LOUP SARION / humidity
28.01.2016 - 05.03.2016
28.01.2016 - 05.03.2016
For his ﬁrst solo exhibition at the Jeanroch Dard Gallery, Loup Sarion presents three sets of works, out of leather, metal and foam, gathered together under the title humidity. Whether they show stalagmitic and stalactitic bodies simulating the furniture of a cave, or punching bags evoking the world of a gym, these sculptures summon a primitive imagination and a certain aesthetics of ﬂuid.
The artist likes to sculpt a hybrid universe, made of common references camouﬂaged in such a way as to quash every taboo as well as every reference point.
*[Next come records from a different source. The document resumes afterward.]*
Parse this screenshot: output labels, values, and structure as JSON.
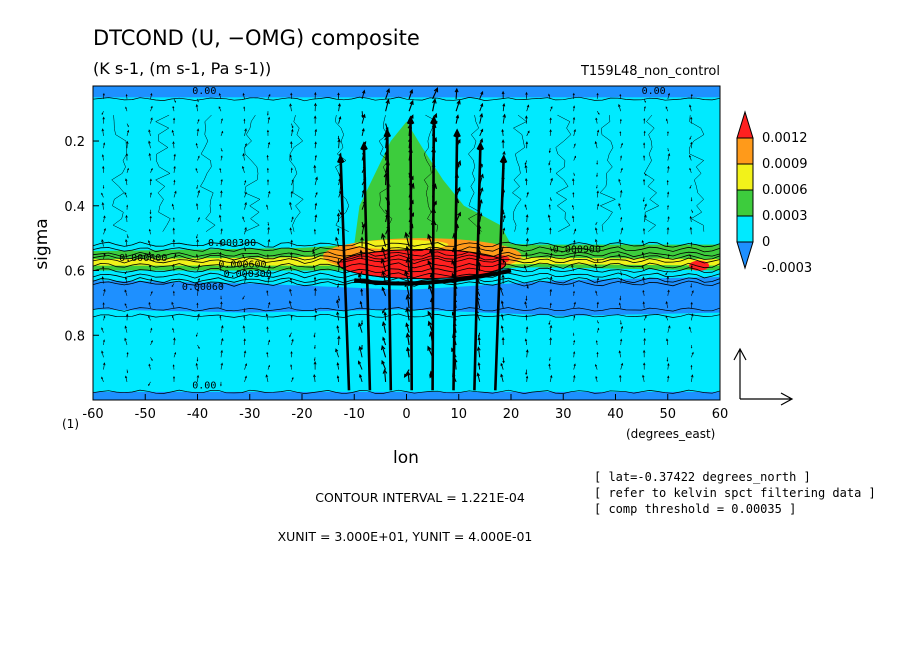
{
  "chart_data": {
    "type": "heatmap",
    "title": "DTCOND (U, −OMG) composite",
    "subtitle": "(K s-1, (m s-1, Pa s-1))",
    "run_label": "T159L48_non_control",
    "xlabel": "lon",
    "ylabel": "sigma",
    "x_unit_label": "(degrees_east)",
    "corner_label": "(1)",
    "xlim": [
      -60,
      60
    ],
    "ylim": [
      1.0,
      0.03
    ],
    "x_ticks": [
      -60,
      -50,
      -40,
      -30,
      -20,
      -10,
      0,
      10,
      20,
      30,
      40,
      50,
      60
    ],
    "x_tick_labels": [
      "-60",
      "-50",
      "-40",
      "-30",
      "-20",
      "-10",
      "0",
      "10",
      "20",
      "30",
      "40",
      "50",
      "60"
    ],
    "y_ticks": [
      0.2,
      0.4,
      0.6,
      0.8
    ],
    "y_tick_labels": [
      "0.2",
      "0.4",
      "0.6",
      "0.8"
    ],
    "colorbar": {
      "labels": [
        "0.0012",
        "0.0009",
        "0.0006",
        "0.0003",
        "0",
        "-0.0003"
      ],
      "colors": [
        "#ff2020",
        "#ff9a1a",
        "#f2f21a",
        "#3dcc3d",
        "#00eaff",
        "#1e90ff"
      ]
    },
    "contour_labels": [
      "0.00",
      "0.00",
      "0.00",
      "0.000300",
      "0.000600",
      "0.000600",
      "0.000300",
      "0.000900",
      "0.00060"
    ],
    "contour_interval_text": "CONTOUR INTERVAL = 1.221E-04",
    "units_text": "XUNIT = 3.000E+01, YUNIT = 4.000E-01",
    "notes": [
      "[ lat=-0.37422 degrees_north ]",
      "[ refer to kelvin spct filtering data ]",
      "[ comp threshold = 0.00035 ]"
    ]
  }
}
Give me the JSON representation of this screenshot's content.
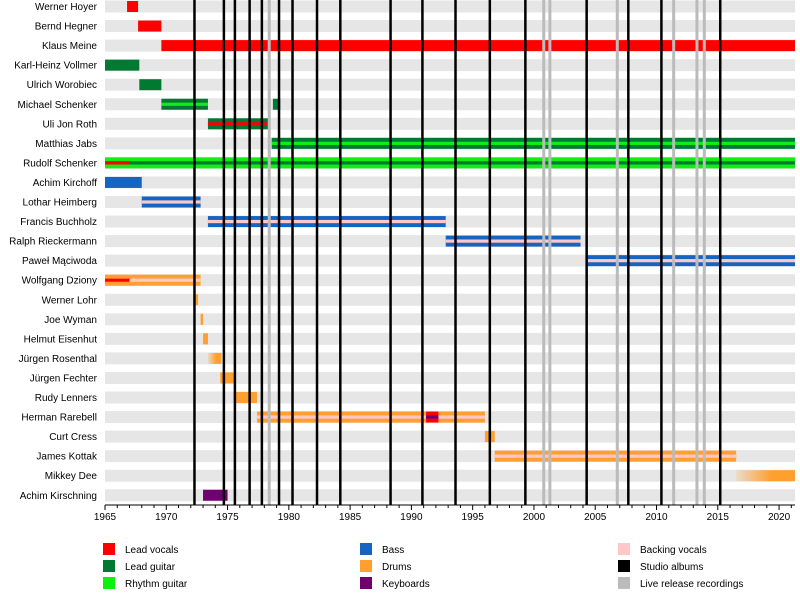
{
  "chart_data": {
    "type": "timeline",
    "x_range": [
      1965,
      2021.3
    ],
    "x_ticks": [
      1965,
      1970,
      1975,
      1980,
      1985,
      1990,
      1995,
      2000,
      2005,
      2010,
      2015,
      2020
    ],
    "roles": {
      "lead_vocals": {
        "label": "Lead vocals",
        "color": "#ff0000"
      },
      "lead_guitar": {
        "label": "Lead guitar",
        "color": "#007a33"
      },
      "rhythm_guitar": {
        "label": "Rhythm guitar",
        "color": "#11ee11"
      },
      "bass": {
        "label": "Bass",
        "color": "#1565c0"
      },
      "drums": {
        "label": "Drums",
        "color": "#ff9f2e"
      },
      "keyboards": {
        "label": "Keyboards",
        "color": "#700070"
      },
      "backing_vocals": {
        "label": "Backing vocals",
        "color": "#ffc8c8"
      },
      "studio_albums": {
        "label": "Studio albums",
        "color": "#000000"
      },
      "live_releases": {
        "label": "Live release recordings",
        "color": "#bbbbbb"
      }
    },
    "legend": [
      [
        "lead_vocals",
        "bass",
        "backing_vocals"
      ],
      [
        "lead_guitar",
        "drums",
        "studio_albums"
      ],
      [
        "rhythm_guitar",
        "keyboards",
        "live_releases"
      ]
    ],
    "members": [
      {
        "name": "Werner Hoyer",
        "periods": [
          {
            "start": 1966.8,
            "end": 1967.7,
            "role": "lead_vocals"
          }
        ]
      },
      {
        "name": "Bernd Hegner",
        "periods": [
          {
            "start": 1967.7,
            "end": 1969.6,
            "role": "lead_vocals"
          }
        ]
      },
      {
        "name": "Klaus Meine",
        "periods": [
          {
            "start": 1969.6,
            "end": 2021.3,
            "role": "lead_vocals"
          }
        ]
      },
      {
        "name": "Karl-Heinz Vollmer",
        "periods": [
          {
            "start": 1965.0,
            "end": 1967.8,
            "role": "lead_guitar"
          }
        ]
      },
      {
        "name": "Ulrich Worobiec",
        "periods": [
          {
            "start": 1967.8,
            "end": 1969.6,
            "role": "lead_guitar"
          }
        ]
      },
      {
        "name": "Michael Schenker",
        "periods": [
          {
            "start": 1969.6,
            "end": 1973.4,
            "role": "lead_guitar",
            "secondary": "rhythm_guitar"
          },
          {
            "start": 1978.7,
            "end": 1979.3,
            "role": "lead_guitar"
          }
        ]
      },
      {
        "name": "Uli Jon Roth",
        "periods": [
          {
            "start": 1973.4,
            "end": 1978.3,
            "role": "lead_guitar",
            "overlay": "lead_vocals"
          }
        ]
      },
      {
        "name": "Matthias Jabs",
        "periods": [
          {
            "start": 1978.6,
            "end": 2021.3,
            "role": "lead_guitar",
            "secondary": "rhythm_guitar"
          }
        ]
      },
      {
        "name": "Rudolf Schenker",
        "periods": [
          {
            "start": 1965.0,
            "end": 2021.3,
            "role": "rhythm_guitar",
            "secondary": "lead_guitar",
            "overlay": "lead_vocals",
            "overlay_end": 1967.0
          }
        ]
      },
      {
        "name": "Achim Kirchoff",
        "periods": [
          {
            "start": 1965.0,
            "end": 1968.0,
            "role": "bass"
          }
        ]
      },
      {
        "name": "Lothar Heimberg",
        "periods": [
          {
            "start": 1968.0,
            "end": 1972.8,
            "role": "bass",
            "secondary": "backing_vocals"
          }
        ]
      },
      {
        "name": "Francis Buchholz",
        "periods": [
          {
            "start": 1973.4,
            "end": 1992.8,
            "role": "bass",
            "secondary": "backing_vocals"
          }
        ]
      },
      {
        "name": "Ralph Rieckermann",
        "periods": [
          {
            "start": 1992.8,
            "end": 2003.8,
            "role": "bass",
            "secondary": "backing_vocals"
          }
        ]
      },
      {
        "name": "Paweł Mąciwoda",
        "periods": [
          {
            "start": 2004.3,
            "end": 2021.3,
            "role": "bass",
            "secondary": "backing_vocals"
          }
        ]
      },
      {
        "name": "Wolfgang Dziony",
        "periods": [
          {
            "start": 1965.0,
            "end": 1972.8,
            "role": "drums",
            "secondary": "backing_vocals",
            "overlay": "lead_vocals",
            "overlay_end": 1967.0
          }
        ]
      },
      {
        "name": "Werner Lohr",
        "periods": [
          {
            "start": 1972.3,
            "end": 1972.6,
            "role": "drums"
          }
        ]
      },
      {
        "name": "Joe Wyman",
        "periods": [
          {
            "start": 1972.8,
            "end": 1973.0,
            "role": "drums"
          }
        ]
      },
      {
        "name": "Helmut Eisenhut",
        "periods": [
          {
            "start": 1973.0,
            "end": 1973.4,
            "role": "drums"
          }
        ]
      },
      {
        "name": "Jürgen Rosenthal",
        "periods": [
          {
            "start": 1973.4,
            "end": 1974.5,
            "role": "drums",
            "fade_in": true
          }
        ]
      },
      {
        "name": "Jürgen Fechter",
        "periods": [
          {
            "start": 1974.4,
            "end": 1975.5,
            "role": "drums"
          }
        ]
      },
      {
        "name": "Rudy Lenners",
        "periods": [
          {
            "start": 1975.5,
            "end": 1977.4,
            "role": "drums"
          }
        ]
      },
      {
        "name": "Herman Rarebell",
        "periods": [
          {
            "start": 1977.4,
            "end": 1996.0,
            "role": "drums",
            "secondary": "backing_vocals",
            "marker_start": 1991.2,
            "marker_end": 1992.2
          }
        ]
      },
      {
        "name": "Curt Cress",
        "periods": [
          {
            "start": 1996.0,
            "end": 1996.8,
            "role": "drums"
          }
        ]
      },
      {
        "name": "James Kottak",
        "periods": [
          {
            "start": 1996.8,
            "end": 2016.5,
            "role": "drums",
            "secondary": "backing_vocals"
          }
        ]
      },
      {
        "name": "Mikkey Dee",
        "periods": [
          {
            "start": 2016.5,
            "end": 2021.3,
            "role": "drums",
            "fade_in": true
          }
        ]
      },
      {
        "name": "Achim Kirschning",
        "periods": [
          {
            "start": 1973.0,
            "end": 1975.0,
            "role": "keyboards"
          }
        ]
      }
    ],
    "studio_albums": [
      1972.3,
      1974.7,
      1975.6,
      1976.8,
      1977.8,
      1979.2,
      1980.3,
      1982.3,
      1984.2,
      1988.3,
      1990.9,
      1993.6,
      1996.4,
      1999.3,
      2004.3,
      2007.7,
      2010.4,
      2015.2
    ],
    "live_releases": [
      1978.4,
      2000.8,
      2001.3,
      2006.8,
      2011.4,
      2013.3,
      2013.9
    ]
  }
}
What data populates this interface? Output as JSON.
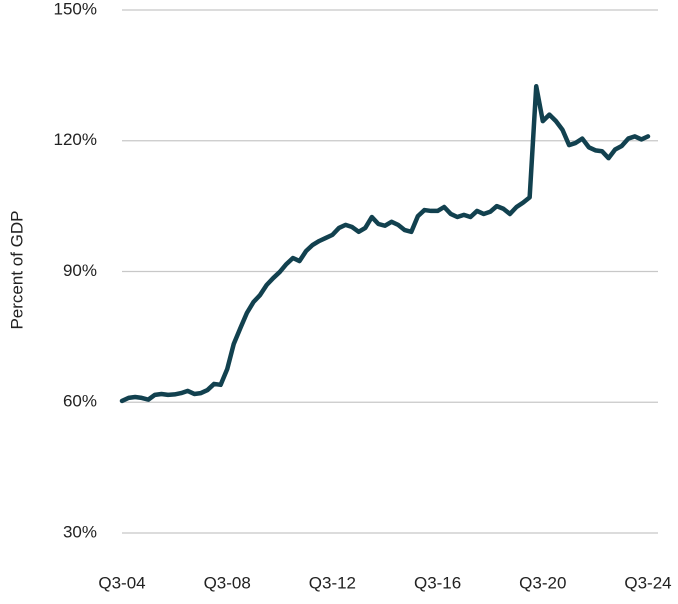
{
  "chart_data": {
    "type": "line",
    "ylabel": "Percent of GDP",
    "categories": [
      "Q3-04",
      null,
      null,
      null,
      null,
      null,
      null,
      null,
      null,
      null,
      null,
      null,
      null,
      null,
      null,
      null,
      "Q3-08",
      null,
      null,
      null,
      null,
      null,
      null,
      null,
      null,
      null,
      null,
      null,
      null,
      null,
      null,
      null,
      "Q3-12",
      null,
      null,
      null,
      null,
      null,
      null,
      null,
      null,
      null,
      null,
      null,
      null,
      null,
      null,
      null,
      "Q3-16",
      null,
      null,
      null,
      null,
      null,
      null,
      null,
      null,
      null,
      null,
      null,
      null,
      null,
      null,
      null,
      "Q3-20",
      null,
      null,
      null,
      null,
      null,
      null,
      null,
      null,
      null,
      null,
      null,
      null,
      null,
      null,
      null,
      "Q3-24"
    ],
    "series": [
      {
        "name": "Percent of GDP",
        "color": "#12414f",
        "values": [
          60.3,
          61,
          61.2,
          61,
          60.6,
          61.7,
          61.9,
          61.7,
          61.8,
          62.1,
          62.6,
          61.9,
          62.1,
          62.8,
          64.2,
          64,
          67.6,
          73.4,
          77,
          80.5,
          83,
          84.6,
          86.9,
          88.5,
          89.9,
          91.7,
          93.1,
          92.4,
          94.7,
          96.1,
          97,
          97.7,
          98.4,
          100,
          100.7,
          100.2,
          99.1,
          100,
          102.5,
          100.9,
          100.5,
          101.4,
          100.7,
          99.5,
          99.1,
          102.7,
          104.1,
          103.9,
          103.9,
          104.8,
          103.2,
          102.5,
          103,
          102.5,
          103.9,
          103.2,
          103.7,
          105,
          104.4,
          103.2,
          104.8,
          105.8,
          107,
          132.5,
          124.5,
          126,
          124.5,
          122.5,
          119,
          119.5,
          120.5,
          118.5,
          117.8,
          117.6,
          116,
          118,
          118.8,
          120.5,
          121,
          120.3,
          121
        ]
      }
    ],
    "ylim": [
      30,
      150
    ],
    "yticks": [
      {
        "value": 30,
        "label": "30%"
      },
      {
        "value": 60,
        "label": "60%"
      },
      {
        "value": 90,
        "label": "90%"
      },
      {
        "value": 120,
        "label": "120%"
      },
      {
        "value": 150,
        "label": "150%"
      }
    ],
    "grid": true
  }
}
At ﬁrst sight, his works may seem like odd, discrete, almost nonchalant assimilations of the shifts in meaning which they touch upon; looking at them more closely, they reveal their organic and raw nature, as well as their presence of the human body on the mode of absence.
The Sleepwalkers are totemic sculptures viewed as characters made active in sleep by feelings of loss or emotional states. Suspended from the beams of the gallery by means of a welded metal rod, these indeterminate volumes concerned with the relationship with the anthropomorphic evoke the ambulations of our nocturnal lives.
Light and vivid in an almost inscrutable logic, the work of Loup Sarion is reduced to an idea of inﬁnite malleability of matter and inhibition of abstract and banal forms, which it seeks to put in tension. At the time of adding the pictorial element, he treats the surface in a quasi epidermic manner. As such, whether it is a sheen on the metal or a tinted texture on the leather skins, the smoothness of the colour becomes haptic and a silent dialogue is established between sight and touch.
Castings in polyurethane foam, Soft sweating are also works which refer to the skin and its moods. By representing the memory of an addition of gestures and forms, these interminglings of shower and vacuum cleaner pipes are hybrids of domestic objects that the artist translates into a stripped language, and exposes in suggestive trophies.
Loup Sarion calls upon a reality haunted by contradictions and nonsenses which leave the spectator with a bitter aftertaste. But there is always a form of sincerity - as he says - in the way in which he questions the objects without judging them. Existing physically in the space of the exhibition, these bodies extend the modern apprehension of sculpture.